We study Latin roots every day as a warm-up, and after every twelve roots, we have a test. At the beginning of the year, I had students prepare sentences with their new vocabulary words, but I found that they students often misused them and reinforced misunderstandings.
So, I switched recently to having the students create mnemonics for their words. Usually, the students just draw the word's meaning, which is a pretty basic strategy, but I think it helps them remember them.
So, today, they came in with their homework (the twelve mnemonics) and I had them share them in pairs. Then, I asked students if there were any excellent examples that they wanted to share, and I put those on the SmartBoard, under the document camera.
A few days ago, as a wrap-up to our study of Poe, I asked my students to create a piece of artwork that depicted something that they found interesting about Poe -- really anything was fair game, but they had to create a short description (like the ones that you see next to paintings in the museums) to explain their choices.
So, I put the pictures out and instructed the students to walk around and review all of the artwork.
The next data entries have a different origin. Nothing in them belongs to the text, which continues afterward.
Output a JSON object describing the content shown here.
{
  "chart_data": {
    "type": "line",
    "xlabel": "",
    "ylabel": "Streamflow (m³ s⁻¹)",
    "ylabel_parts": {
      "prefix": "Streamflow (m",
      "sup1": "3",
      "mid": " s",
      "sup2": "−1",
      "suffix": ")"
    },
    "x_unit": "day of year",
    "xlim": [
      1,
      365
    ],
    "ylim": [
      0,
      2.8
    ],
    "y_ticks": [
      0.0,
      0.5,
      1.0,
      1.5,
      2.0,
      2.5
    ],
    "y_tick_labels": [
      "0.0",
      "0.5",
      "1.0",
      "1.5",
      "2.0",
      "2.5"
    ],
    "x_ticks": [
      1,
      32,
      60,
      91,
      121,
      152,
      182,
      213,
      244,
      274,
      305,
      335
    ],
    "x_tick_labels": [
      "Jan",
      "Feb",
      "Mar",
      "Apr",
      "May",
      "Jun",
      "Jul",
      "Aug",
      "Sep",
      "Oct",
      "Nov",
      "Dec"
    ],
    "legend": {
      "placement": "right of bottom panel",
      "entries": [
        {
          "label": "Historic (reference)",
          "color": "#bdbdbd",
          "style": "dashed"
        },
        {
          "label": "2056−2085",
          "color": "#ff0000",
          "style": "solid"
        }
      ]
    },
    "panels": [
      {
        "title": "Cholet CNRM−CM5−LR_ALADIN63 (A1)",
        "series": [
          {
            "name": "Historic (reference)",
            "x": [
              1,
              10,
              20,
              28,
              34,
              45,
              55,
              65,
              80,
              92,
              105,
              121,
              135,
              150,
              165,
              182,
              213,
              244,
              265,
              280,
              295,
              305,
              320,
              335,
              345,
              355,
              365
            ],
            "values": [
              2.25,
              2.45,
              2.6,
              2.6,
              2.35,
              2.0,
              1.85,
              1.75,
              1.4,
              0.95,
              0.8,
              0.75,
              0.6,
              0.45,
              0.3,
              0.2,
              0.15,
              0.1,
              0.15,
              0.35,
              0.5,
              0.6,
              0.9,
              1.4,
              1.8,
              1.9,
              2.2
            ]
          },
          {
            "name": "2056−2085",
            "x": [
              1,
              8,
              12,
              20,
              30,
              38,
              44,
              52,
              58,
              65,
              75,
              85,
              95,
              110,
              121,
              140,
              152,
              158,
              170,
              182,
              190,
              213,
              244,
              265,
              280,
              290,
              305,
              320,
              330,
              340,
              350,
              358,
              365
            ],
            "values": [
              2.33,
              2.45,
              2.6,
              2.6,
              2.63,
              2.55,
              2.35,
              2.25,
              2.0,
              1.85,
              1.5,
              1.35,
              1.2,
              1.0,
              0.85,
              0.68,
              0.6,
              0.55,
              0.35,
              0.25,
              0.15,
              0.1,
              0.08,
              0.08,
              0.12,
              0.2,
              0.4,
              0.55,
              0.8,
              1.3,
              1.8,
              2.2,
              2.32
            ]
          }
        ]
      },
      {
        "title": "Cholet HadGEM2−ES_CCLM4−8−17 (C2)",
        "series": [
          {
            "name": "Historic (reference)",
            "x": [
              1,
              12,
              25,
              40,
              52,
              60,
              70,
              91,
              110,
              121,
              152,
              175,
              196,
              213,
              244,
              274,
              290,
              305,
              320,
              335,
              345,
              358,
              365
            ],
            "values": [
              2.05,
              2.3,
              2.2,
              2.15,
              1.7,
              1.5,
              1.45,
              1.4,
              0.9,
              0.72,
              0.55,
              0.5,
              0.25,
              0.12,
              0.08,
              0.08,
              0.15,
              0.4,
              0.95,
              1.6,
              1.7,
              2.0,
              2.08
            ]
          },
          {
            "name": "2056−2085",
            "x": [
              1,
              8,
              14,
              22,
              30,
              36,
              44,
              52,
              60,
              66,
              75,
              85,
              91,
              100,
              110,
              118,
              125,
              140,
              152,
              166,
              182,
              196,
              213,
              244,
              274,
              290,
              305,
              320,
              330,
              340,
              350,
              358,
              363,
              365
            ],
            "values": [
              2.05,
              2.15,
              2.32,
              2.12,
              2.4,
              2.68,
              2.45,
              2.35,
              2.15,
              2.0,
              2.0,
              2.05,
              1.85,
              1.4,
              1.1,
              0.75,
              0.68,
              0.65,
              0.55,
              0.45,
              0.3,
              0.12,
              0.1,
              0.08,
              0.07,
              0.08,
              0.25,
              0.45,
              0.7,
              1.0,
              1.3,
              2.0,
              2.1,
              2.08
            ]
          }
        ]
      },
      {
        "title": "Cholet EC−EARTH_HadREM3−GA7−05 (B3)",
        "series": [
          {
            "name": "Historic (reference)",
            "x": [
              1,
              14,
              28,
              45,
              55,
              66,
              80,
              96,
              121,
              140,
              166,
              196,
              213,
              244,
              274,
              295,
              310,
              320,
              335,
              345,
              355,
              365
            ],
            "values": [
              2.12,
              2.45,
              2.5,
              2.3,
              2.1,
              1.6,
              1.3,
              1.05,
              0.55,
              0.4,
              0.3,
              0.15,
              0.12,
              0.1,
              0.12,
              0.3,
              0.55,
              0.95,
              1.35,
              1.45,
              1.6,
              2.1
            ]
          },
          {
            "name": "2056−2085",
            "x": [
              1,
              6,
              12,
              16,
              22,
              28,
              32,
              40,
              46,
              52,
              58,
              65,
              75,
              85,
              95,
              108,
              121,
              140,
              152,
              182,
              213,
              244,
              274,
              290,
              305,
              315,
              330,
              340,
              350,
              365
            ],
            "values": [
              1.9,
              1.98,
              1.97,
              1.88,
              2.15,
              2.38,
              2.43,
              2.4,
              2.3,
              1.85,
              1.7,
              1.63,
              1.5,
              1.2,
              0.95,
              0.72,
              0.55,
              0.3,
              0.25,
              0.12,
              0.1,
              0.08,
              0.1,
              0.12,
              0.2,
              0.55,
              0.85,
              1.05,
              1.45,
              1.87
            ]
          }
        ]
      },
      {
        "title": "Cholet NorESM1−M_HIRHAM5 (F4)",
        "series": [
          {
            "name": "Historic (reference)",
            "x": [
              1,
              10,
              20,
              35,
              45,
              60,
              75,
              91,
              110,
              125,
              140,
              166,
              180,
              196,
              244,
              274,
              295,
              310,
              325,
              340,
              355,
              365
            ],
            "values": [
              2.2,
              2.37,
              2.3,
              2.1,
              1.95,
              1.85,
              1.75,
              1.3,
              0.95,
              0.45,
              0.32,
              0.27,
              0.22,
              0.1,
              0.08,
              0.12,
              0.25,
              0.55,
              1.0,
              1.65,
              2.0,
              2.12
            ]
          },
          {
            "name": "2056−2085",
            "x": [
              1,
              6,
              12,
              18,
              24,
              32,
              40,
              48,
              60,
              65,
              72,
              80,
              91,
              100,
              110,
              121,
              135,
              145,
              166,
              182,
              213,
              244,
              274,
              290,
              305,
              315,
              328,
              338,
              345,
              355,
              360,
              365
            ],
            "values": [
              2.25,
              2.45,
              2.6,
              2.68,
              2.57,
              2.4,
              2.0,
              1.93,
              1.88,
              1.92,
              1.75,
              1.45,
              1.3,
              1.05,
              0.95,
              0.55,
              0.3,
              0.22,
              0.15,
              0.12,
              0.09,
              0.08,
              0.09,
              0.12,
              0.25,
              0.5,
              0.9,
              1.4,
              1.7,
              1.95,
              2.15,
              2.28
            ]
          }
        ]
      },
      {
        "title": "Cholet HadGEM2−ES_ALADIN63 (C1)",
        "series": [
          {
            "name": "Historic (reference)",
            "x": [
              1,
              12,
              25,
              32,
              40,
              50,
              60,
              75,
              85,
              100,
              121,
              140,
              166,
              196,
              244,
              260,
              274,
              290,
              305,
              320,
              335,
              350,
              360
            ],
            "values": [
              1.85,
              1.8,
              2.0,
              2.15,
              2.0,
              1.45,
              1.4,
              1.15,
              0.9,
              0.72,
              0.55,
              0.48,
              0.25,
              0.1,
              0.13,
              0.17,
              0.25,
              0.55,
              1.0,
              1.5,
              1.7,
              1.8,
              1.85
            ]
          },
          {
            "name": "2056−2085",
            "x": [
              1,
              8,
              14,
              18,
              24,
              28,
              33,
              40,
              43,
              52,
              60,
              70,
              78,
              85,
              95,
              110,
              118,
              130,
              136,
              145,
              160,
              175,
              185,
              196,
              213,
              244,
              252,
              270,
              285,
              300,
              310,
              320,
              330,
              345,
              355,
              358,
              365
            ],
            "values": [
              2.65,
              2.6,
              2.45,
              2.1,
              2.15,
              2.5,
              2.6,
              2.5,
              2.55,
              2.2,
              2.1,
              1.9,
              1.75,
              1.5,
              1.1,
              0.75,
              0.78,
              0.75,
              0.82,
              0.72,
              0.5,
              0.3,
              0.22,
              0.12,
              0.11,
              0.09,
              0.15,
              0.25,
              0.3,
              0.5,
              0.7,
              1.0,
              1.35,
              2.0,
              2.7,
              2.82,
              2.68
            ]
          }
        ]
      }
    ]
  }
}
Then, they were to initial the artwork that they liked the best (on the back, of course!)
After they finished, I featured a few of the popular pieces on the SmartBoard (using the camera.) I asked the students to highlight whatever they found interesting or compelling about the art.
There are lots of different ways to do this activity -- some people call it "send a question," and some call it "silent discussion."
When the students came in, I handed each one an Uno card with a number, 1-9, on it. I then distributed the sheet of seminar questions that we will be using in the seminar tomorrow.
I ran this activity three times, but you could do more (if your students have long attention spans.) The Uno card tells the students which question they are going to answer first. I set the timer for five minutes and tell them to write as much in response to that question as they can in five minutes. When time is called, they pass their paper to the right. The next person adds to their answer (and they add to the question that they receive.)
In this way, the students get to practice answering three questions (or more), and they benefit from the thinking of two other students on the topic of their own, original question. At the end of the activity, the papers return to their original owners.
[A nice add-on to this activity that I did not do this time is to have students find another person and discuss another question with him or her. All of this is designed to force them to prepare for the seminar, and also for the less-confident or academically advanced students to be able to participate with the support of their peers.]
In addition to preparing for tomorrow's seminar, students must also draft a question that is something that they would like to talk about (preferably outside of the topics already addressed with the questions provided.
This allows students to take ownership of the seminar and to achieve some satisfaction by raising their own questions.
The students wrote their questions on Post-Its (provided) and posted them on the whiteboard.